"Never mind how I look; comfort me, Edgar, comfort me!" and in his anguish he burst into irrepressible sobs "Hermione is——" He could not say what, but drew his friend after him to the room where the letter lay, and pointed to the few ghastly lines which had undone him. "Read those," he panted. "She had suffered; she was not herself, but, oh——" He broke down again, and did not try to speak further till Edgar had read the hideous confession contained in those closing lines, and some of the revelations which had led up to it. Then he said: "Do not speak to me yet; let me bear the horror alone. I loved her so; ah, I did love her!"

Edgar, who had turned very pale, was considerate enough to respect this grief, and silently wait for Frank to regain sufficient composure to talk with him. This was not soon, but when the moment came, Edgar showed that his heart beat truly under all his apparent indifference. He did not say, "I bade you beware"; he merely took his friend's hand and wrung it.
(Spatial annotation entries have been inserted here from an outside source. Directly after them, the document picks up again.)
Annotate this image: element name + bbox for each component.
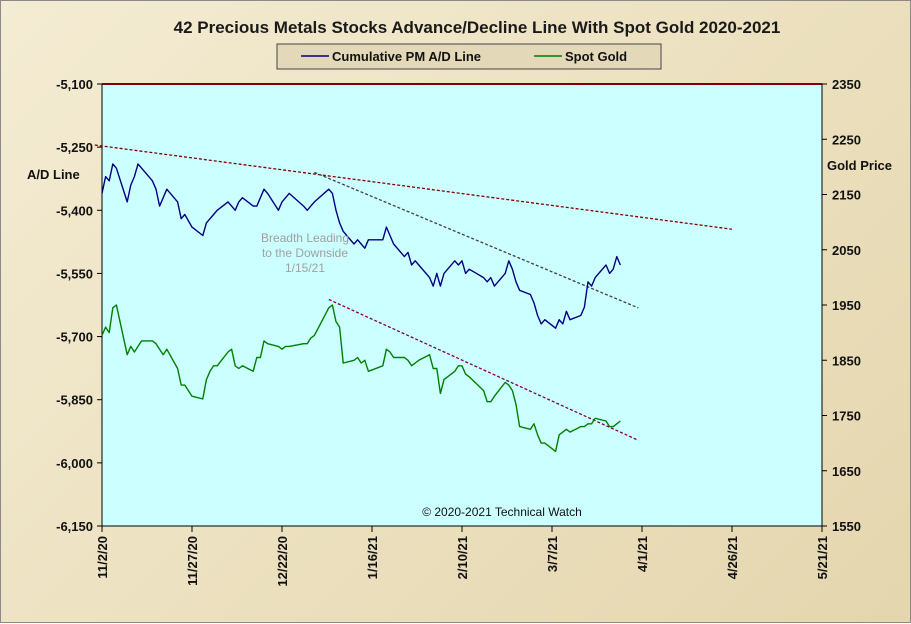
ad-line-series	[101, 163, 622, 329]
ad-breadth-trendline	[314, 171, 639, 309]
legend-label-ad: Cumulative PM A/D Line	[332, 49, 481, 64]
x-tick-label: 4/1/21	[635, 536, 650, 572]
spot-gold-series	[101, 304, 621, 453]
left-tick-label: -6,000	[56, 456, 93, 471]
right-tick-label: 2350	[832, 77, 861, 92]
copyright-text: © 2020-2021 Technical Watch	[422, 505, 582, 519]
right-tick-label: 1950	[832, 298, 861, 313]
series-layer	[101, 163, 622, 453]
left-axis-label: A/D Line	[27, 167, 80, 182]
x-tick-label: 5/21/21	[815, 536, 830, 579]
gold-trendline	[328, 298, 639, 441]
x-tick-label: 11/27/20	[185, 536, 200, 586]
left-tick-label: -5,100	[56, 77, 93, 92]
right-tick-label: 2050	[832, 243, 861, 258]
left-tick-label: -5,250	[56, 140, 93, 155]
left-tick-label: -5,550	[56, 266, 93, 281]
annotation-line-1: Breadth Leading	[261, 231, 349, 245]
right-tick-label: 1850	[832, 353, 861, 368]
legend-box	[276, 43, 662, 70]
right-axis-ticks: 2350 2250 2150 2050 1950 1850 1750 1650 1550	[822, 77, 861, 534]
left-axis-ticks: -5,100 -5,250 -5,400 -5,550 -5,700 -5,850 -6,0…	[56, 77, 102, 534]
trendlines	[94, 144, 733, 441]
x-tick-label: 3/7/21	[545, 536, 560, 572]
x-tick-label: 4/26/21	[725, 536, 740, 579]
annotation-breadth: Breadth Leading to the Downside 1/15/21	[261, 231, 349, 275]
x-tick-label: 11/2/20	[95, 536, 110, 579]
plot-area	[102, 84, 822, 526]
left-tick-label: -5,400	[56, 203, 93, 218]
x-tick-label: 1/16/21	[365, 536, 380, 579]
right-tick-label: 1650	[832, 464, 861, 479]
annotation-line-2: to the Downside	[262, 246, 348, 260]
right-tick-label: 1550	[832, 519, 861, 534]
x-tick-label: 2/10/21	[455, 536, 470, 579]
right-tick-label: 1750	[832, 409, 861, 424]
x-axis-ticks: 11/2/20 11/27/20 12/22/20 1/16/21 2/10/21 3/7…	[95, 526, 830, 587]
legend-label-gold: Spot Gold	[565, 49, 627, 64]
left-tick-label: -5,850	[56, 393, 93, 408]
x-tick-label: 12/22/20	[275, 536, 290, 587]
left-tick-label: -5,700	[56, 330, 93, 345]
right-axis-label: Gold Price	[827, 158, 892, 173]
legend: Cumulative PM A/D Line Spot Gold	[276, 43, 662, 70]
ad-resistance-line	[94, 144, 733, 230]
right-tick-label: 2150	[832, 188, 861, 203]
chart-title: 42 Precious Metals Stocks Advance/Declin…	[174, 18, 781, 37]
left-tick-label: -6,150	[56, 519, 93, 534]
annotation-line-3: 1/15/21	[285, 261, 325, 275]
right-tick-label: 2250	[832, 132, 861, 147]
Frank, who was almost overwhelmed with shame and sorrow, muttered some words of acknowledgment.

"I must get out of the town," said he. "I feel as if the very atmosphere here would choke me."

Here came again the long, doleful drone of the foghorn. "How like a groan that is," said he. "An evil day it was for me when I first came within its foreboding sound."
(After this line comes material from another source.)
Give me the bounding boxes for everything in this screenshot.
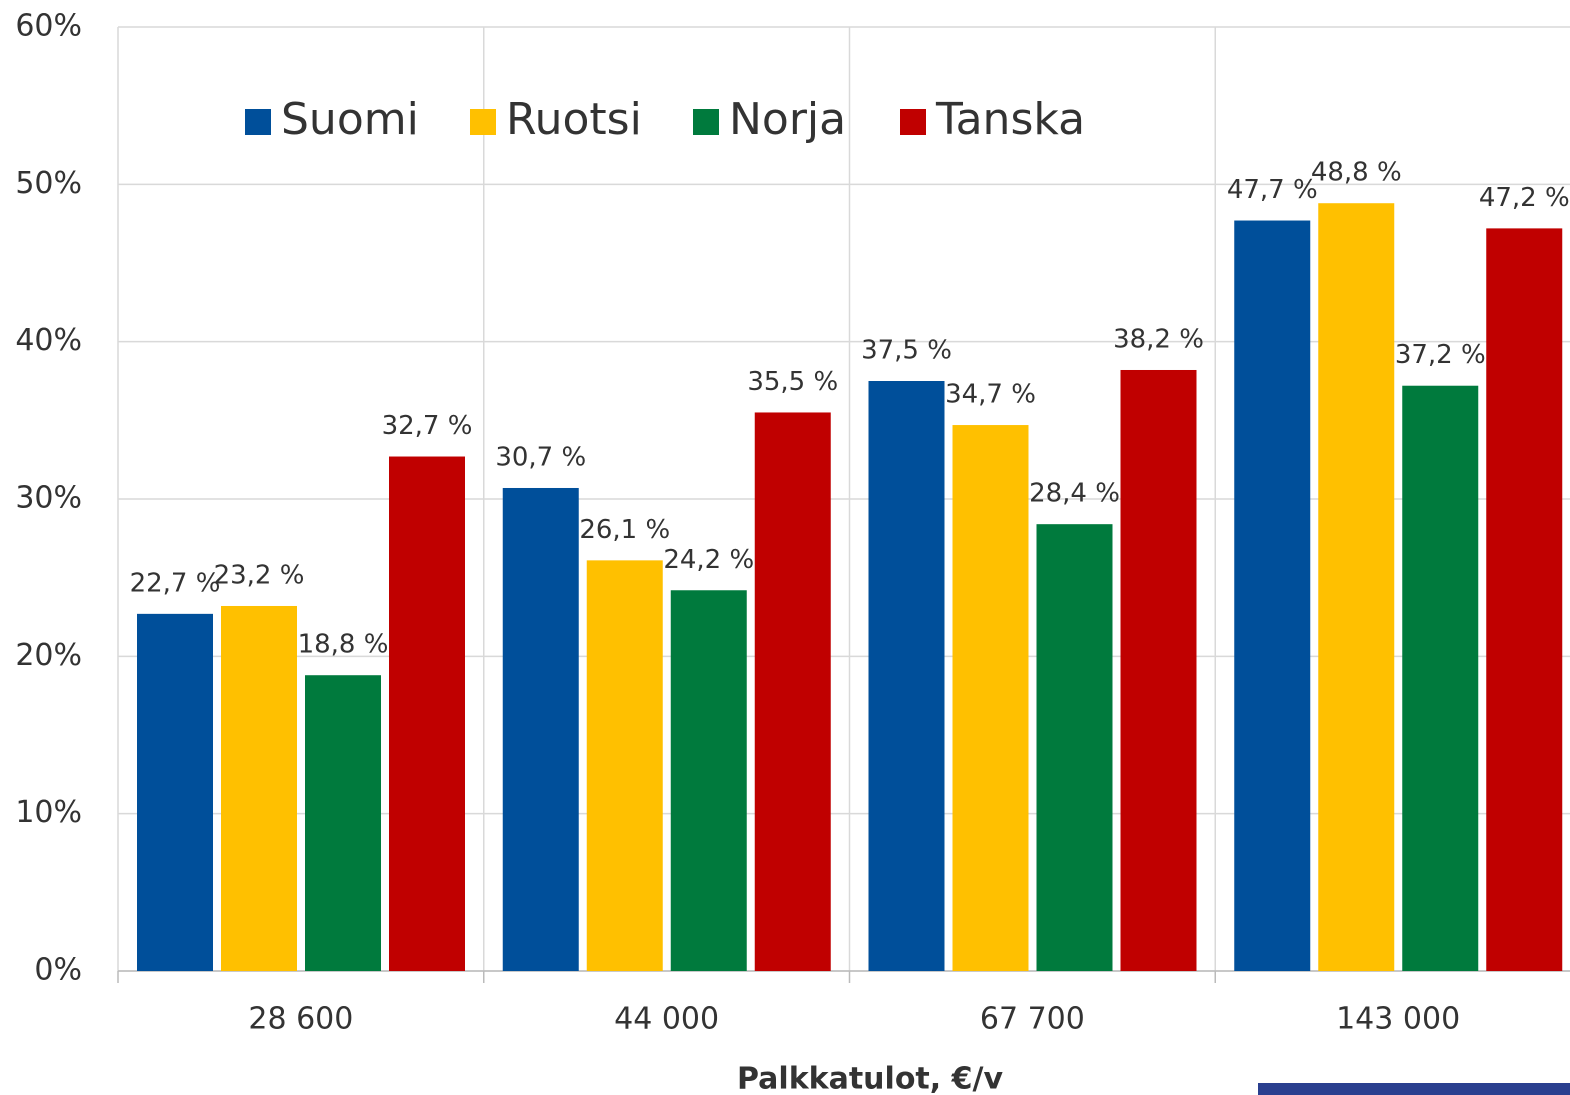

"We will say that when all is over," ventured Edgar, but in no very hopeful tones. "You should not have shown me these words, Frank; the wonder is that she was willing to show them to you."

"She could not otherwise get rid of my importunities. I would take no hint, and so she tells me the truth."

"That shows nobleness," remarked Edgar. "She has some virtues which may excuse you to yourself for the weakness you have shown in her regard."

"I dare not think of it," said Frank. "I dare not think of her again. Yet to leave her when she is suffering so! Is not that almost as cruel a fate as to learn that she is so unworthy?"

"I would you had never come here!" exclaimed Edgar, with unwonted fervency.

"There are more words," observed Frank, "but I cannot read them. "Words of sorrow and remorse, no doubt, but what do they avail? The fact remains that she gave her father in his agony another dose of the poison that was killing him, instead of the antidote for which he prayed."